# Chocolate Dutch x Chocolate



## Fantasia Mousery (Jul 16, 2011)

Elsie, mentioned in another thread of mine, had her litter on Thursday.  I'm very excited. The four left are alive and looking healthy, though maybe not as big as I would have liked them to be when the litter is so small. But it seems like Elsie was stressed while giving birth and the days after, so that's probably why. Anywyay, I'm very happy.❤


----------



## SarahC (Oct 3, 2008)

they look very nice.


----------



## Fantasia Mousery (Jul 16, 2011)

SarahC said:


> they look very nice.


There's at least one with potential, so that's something


----------



## Lilly (Nov 21, 2015)

yay i'm glad they're doing well


----------



## Fantasia Mousery (Jul 16, 2011)

Looks like there might be a Lilac in there  The parents of the litter have the same dad, a Black Dutch, and there's Lilac somewhere behind him in his pedigree. So the colour won't be great, but that's my guess at what the odd one out is.


----------



## SarahC (Oct 3, 2008)

those are great.Dutch are the only mice from the marked section I don't have and I would dearly like some to complete the set.I did buy a trio but they upped and died  I'm hoping Sarah will oblige me with one or two bucks in the near future :thumbuo


----------



## Fantasia Mousery (Jul 16, 2011)

I'm sure she will oblige!  I'm crazy about Dutch, though I do love all marked varieties.


----------



## SarahC (Oct 3, 2008)

She has indeed,I'm getting does.I have outcrossing plans.Pictures will happen in the future


----------



## Fantasia Mousery (Jul 16, 2011)

Cool, I'm looking forward to it!


----------



## Fantasia Mousery (Jul 16, 2011)

I was going to post yesterday, but with my sister visiting all weekend I kinda forgot...
Anyway, this litter is 10 days old today. 2 bucks (Chocolate and Chocolate Piebald) and 2 does (Lilac and Chocolate Dutch).
They're not as dark in real life as in this pic, but the lighting in here is really bad.


----------



## SarahC (Oct 3, 2008)

they look nice and well fleshed.I like far right the best.


----------



## Fantasia Mousery (Jul 16, 2011)

SarahC said:


> they look nice and well fleshed.I like far right the best.
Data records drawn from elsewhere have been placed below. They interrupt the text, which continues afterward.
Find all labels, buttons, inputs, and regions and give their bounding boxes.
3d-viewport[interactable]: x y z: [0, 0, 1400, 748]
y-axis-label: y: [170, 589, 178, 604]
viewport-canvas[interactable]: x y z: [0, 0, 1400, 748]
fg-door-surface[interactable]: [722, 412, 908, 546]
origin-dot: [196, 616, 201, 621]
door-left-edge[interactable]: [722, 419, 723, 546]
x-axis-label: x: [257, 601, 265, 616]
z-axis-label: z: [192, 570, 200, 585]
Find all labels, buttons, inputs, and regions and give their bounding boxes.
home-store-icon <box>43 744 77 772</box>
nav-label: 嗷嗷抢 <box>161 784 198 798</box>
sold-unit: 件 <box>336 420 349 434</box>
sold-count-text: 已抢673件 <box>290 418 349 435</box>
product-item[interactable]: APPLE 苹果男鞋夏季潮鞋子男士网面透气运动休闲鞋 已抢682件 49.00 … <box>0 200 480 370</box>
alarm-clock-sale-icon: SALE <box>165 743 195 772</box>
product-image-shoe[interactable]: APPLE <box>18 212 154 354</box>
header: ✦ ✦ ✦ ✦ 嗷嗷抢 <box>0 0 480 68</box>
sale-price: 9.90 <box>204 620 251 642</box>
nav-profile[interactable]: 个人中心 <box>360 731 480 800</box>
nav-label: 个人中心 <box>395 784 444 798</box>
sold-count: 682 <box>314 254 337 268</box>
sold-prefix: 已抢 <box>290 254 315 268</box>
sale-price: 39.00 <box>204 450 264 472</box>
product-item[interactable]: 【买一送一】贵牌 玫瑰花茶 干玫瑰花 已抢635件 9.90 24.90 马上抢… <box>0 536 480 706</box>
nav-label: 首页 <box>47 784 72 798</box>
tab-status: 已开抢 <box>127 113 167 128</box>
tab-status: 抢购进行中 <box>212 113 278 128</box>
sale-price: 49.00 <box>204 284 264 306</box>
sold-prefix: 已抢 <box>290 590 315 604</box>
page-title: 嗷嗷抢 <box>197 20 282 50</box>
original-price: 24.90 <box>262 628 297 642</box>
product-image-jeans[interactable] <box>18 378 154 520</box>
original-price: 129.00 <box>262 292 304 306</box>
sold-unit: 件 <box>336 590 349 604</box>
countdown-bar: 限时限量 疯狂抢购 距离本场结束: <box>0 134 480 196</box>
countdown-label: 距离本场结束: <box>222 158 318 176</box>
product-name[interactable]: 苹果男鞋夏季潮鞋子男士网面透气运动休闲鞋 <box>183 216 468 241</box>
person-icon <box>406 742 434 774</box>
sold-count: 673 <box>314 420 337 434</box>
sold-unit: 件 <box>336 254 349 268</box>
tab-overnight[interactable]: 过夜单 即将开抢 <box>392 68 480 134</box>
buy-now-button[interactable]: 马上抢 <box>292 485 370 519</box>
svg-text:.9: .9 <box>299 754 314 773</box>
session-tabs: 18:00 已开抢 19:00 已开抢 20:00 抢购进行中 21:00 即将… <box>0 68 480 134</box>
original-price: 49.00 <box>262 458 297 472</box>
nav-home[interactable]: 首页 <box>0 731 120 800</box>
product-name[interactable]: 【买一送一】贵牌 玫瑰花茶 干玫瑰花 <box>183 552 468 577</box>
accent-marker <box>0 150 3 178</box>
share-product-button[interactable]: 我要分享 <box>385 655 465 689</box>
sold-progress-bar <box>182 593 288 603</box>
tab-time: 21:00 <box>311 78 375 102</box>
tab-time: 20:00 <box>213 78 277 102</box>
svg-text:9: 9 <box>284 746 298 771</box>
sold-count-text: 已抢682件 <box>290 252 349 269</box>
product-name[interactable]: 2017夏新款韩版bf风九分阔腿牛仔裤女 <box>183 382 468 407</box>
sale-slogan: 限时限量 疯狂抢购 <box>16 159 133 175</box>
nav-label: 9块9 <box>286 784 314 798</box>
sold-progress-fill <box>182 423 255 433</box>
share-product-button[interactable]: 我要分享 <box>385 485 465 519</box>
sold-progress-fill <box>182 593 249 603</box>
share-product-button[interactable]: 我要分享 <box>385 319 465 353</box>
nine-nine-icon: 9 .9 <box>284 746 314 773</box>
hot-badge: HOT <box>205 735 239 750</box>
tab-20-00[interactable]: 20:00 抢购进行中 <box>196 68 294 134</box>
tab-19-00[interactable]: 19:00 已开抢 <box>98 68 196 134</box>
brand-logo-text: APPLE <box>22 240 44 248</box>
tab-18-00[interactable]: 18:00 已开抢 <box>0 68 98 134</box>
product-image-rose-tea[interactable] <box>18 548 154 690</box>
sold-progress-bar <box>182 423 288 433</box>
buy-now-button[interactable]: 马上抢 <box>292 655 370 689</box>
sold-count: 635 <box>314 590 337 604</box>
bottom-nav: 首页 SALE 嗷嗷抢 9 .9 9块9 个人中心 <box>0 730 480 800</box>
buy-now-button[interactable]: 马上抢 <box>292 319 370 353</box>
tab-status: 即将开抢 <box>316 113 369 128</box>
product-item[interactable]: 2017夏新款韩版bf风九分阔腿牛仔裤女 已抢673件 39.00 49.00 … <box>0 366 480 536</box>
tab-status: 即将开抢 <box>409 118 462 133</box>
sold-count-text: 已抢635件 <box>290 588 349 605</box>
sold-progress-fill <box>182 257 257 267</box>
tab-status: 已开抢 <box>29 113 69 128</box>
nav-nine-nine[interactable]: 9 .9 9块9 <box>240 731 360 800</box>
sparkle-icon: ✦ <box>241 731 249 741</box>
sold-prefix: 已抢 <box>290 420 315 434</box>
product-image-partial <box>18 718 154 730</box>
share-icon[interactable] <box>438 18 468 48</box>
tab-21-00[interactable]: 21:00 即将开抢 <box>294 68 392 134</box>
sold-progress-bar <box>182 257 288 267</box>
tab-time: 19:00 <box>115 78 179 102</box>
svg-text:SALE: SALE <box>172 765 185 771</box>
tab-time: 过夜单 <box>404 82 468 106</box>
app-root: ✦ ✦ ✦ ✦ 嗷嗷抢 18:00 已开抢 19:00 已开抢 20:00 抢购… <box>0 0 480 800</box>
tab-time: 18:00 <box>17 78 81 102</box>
Thanks! Me too, she's definitely a keeper


----------



## Cosmicmice (Jul 13, 2017)

What a nice color! They are all too cute


----------



## Fantasia Mousery (Jul 16, 2011)

Cosmicmice said:


> What a nice color! They are all too cute


Thanks a lot


----------



## Fantasia Mousery (Jul 16, 2011)

These babies are two weeks old today, and just started opening their eyes yesterday.
They're just too cute ♥ But then again, I always thing that lol. This is absolutely the best age.


----------



## Lilly (Nov 21, 2015)

It really is the best age. I love the faces of the two pieds


----------



## Fantasia Mousery (Jul 16, 2011)

Three weeks old today  
The pied buck has a tail kink, which is even more annoying because I'm not sure if he was born with it and I didn't notice, or if something happened. I noticed about a week ago. Fortunately I don't need him for breeding, but still...


----------